Like a dawn separating the previous day and the day that follows, the Vilna Gaon came to a radically new understanding of the messianic world—one which would combine realism and proactive behavior. Morgenstern writes:
- Around September 1778, the Gaon apparently retraced his steps with an acute sense of failure, having been impeded by the supreme authority. The experienced marked a turning point in his way of life. His orientation from then on was different from everything that had preceded it. Until then, he Gaon of Vilna had doggedly believed in a sequential path to the hastening of the redemption: revealing the secrets of the Torah, concluding the sorting process, and writing a Halakha as systemic and clear as when given at Sinai. . . After he returned to Vilna, the Gaon began to change his ways taking action to train a group of people who would spearhead the march to redemption. . . The Gaon came to the realization that the redemption should be hastened by human actions that share the motive of “redemption by natural means.” No longer would he prescribe something one man could perform, a mystical action, to a nonrecurrent course of behavior. Instead he favored a lengthy process in which several human activities would be combined . . . (pp. 387-388).

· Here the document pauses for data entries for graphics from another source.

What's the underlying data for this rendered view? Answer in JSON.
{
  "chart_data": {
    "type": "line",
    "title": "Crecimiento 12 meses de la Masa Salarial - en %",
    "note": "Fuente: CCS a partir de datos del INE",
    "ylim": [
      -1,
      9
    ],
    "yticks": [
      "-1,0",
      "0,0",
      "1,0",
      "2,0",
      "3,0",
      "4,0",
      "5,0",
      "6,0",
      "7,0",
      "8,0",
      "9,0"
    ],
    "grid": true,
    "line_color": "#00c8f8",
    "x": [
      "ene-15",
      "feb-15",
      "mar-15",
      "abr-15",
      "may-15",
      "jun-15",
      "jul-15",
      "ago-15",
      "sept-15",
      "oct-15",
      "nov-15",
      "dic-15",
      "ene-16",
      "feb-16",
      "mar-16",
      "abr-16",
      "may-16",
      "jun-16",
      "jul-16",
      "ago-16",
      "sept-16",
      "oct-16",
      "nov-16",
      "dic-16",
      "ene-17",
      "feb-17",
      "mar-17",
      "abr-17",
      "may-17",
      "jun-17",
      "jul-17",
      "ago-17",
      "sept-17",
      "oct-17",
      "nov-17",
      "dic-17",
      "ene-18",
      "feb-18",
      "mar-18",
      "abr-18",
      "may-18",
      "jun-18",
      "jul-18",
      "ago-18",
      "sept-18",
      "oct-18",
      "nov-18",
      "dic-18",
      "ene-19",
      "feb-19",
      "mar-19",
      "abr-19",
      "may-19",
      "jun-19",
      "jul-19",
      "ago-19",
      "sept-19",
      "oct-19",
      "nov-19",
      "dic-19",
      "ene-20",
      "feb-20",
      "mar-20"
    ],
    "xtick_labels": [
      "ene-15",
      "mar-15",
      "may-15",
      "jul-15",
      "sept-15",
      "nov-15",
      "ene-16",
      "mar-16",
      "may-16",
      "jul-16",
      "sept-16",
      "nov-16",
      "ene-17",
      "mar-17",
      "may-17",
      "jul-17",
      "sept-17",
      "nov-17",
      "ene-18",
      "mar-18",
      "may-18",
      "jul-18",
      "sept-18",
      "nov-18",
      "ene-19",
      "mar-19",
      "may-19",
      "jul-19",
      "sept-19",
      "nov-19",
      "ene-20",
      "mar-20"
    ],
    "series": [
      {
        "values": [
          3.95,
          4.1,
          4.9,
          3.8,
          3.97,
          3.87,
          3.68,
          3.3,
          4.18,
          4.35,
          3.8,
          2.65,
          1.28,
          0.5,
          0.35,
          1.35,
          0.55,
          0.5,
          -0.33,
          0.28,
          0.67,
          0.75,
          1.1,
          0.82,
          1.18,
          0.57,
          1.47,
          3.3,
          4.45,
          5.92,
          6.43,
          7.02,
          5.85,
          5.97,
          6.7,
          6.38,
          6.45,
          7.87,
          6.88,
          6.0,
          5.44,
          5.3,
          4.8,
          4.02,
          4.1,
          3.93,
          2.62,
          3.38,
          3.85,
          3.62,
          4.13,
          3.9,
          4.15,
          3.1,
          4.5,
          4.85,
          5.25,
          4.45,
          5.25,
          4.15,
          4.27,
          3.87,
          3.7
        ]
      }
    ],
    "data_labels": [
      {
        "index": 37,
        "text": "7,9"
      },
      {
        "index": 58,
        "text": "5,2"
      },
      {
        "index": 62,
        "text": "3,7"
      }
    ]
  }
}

So, what exactly did the Gaon do? He encouraged his followers to settle in the Land of Israel and make the country’s wastelands blossom, while fulfilling the religious traditions of our people. He thus yoked physical and spiritual redemption in a manner that Rabbi Abraham Isaac Kook would later articulate one century later. Unlike the numerous Kabbalists of his time who believed in a supernatural redemption that would overwrite the laws of nature, the Gaon believed that the Redemption (Ge’ulah) must begin through natural means, just like the Prophet Isaiah envisioned regarding King Cyrus of Persia:
Who says to the deep,
“Be dry—I will dry up your rivers”;
Who says of Cyrus, “He is my shepherd,
And he shall carry out all my purpose”;
And who says of Jerusalem, “It shall be rebuilt,”
And of the temple, “Your foundation shall be laid.”
Isaiah 44:24-28
For all of his love of Talmud, the Gaon proved to be Judaism’s greatest mystic of the 18th century. He believed that the process of redemption is not a one-time event, but a long painstaking process.The Vilna Gaon sent 500 families to settle throughout Israel—and arguably proved to be one of the great pre-Hertzl Zionists of his era!! With much of the lore concerning the “Ten Lost Tribes,” the Vilna Gaon believed that the ingathering of the Jewish people had now begun since the Jews were living in the “footsteps of the Messiah.”
The Vilna Gaon’s followers made aliyah in 1808 and they created an important turning point in the resurrection of Modern Israel. Israel ceased existing as a liturgical dream that inspired Jewish prayer. Now, our ancestors’ dreams became a stark reality. The olim’s accomplishments provided the subsequent Zionist movement a foundation upon which to build. The Vilna Gaon’s vision inspired men like Hertzl and others to create the Judaism’s greatest miracle of history—the rebirth of Israel.
[1] See Likutei Torah of the Ari, Parshat Miketz. I can remember when I was a rabbinical student how many of us studied these dates in fine detail.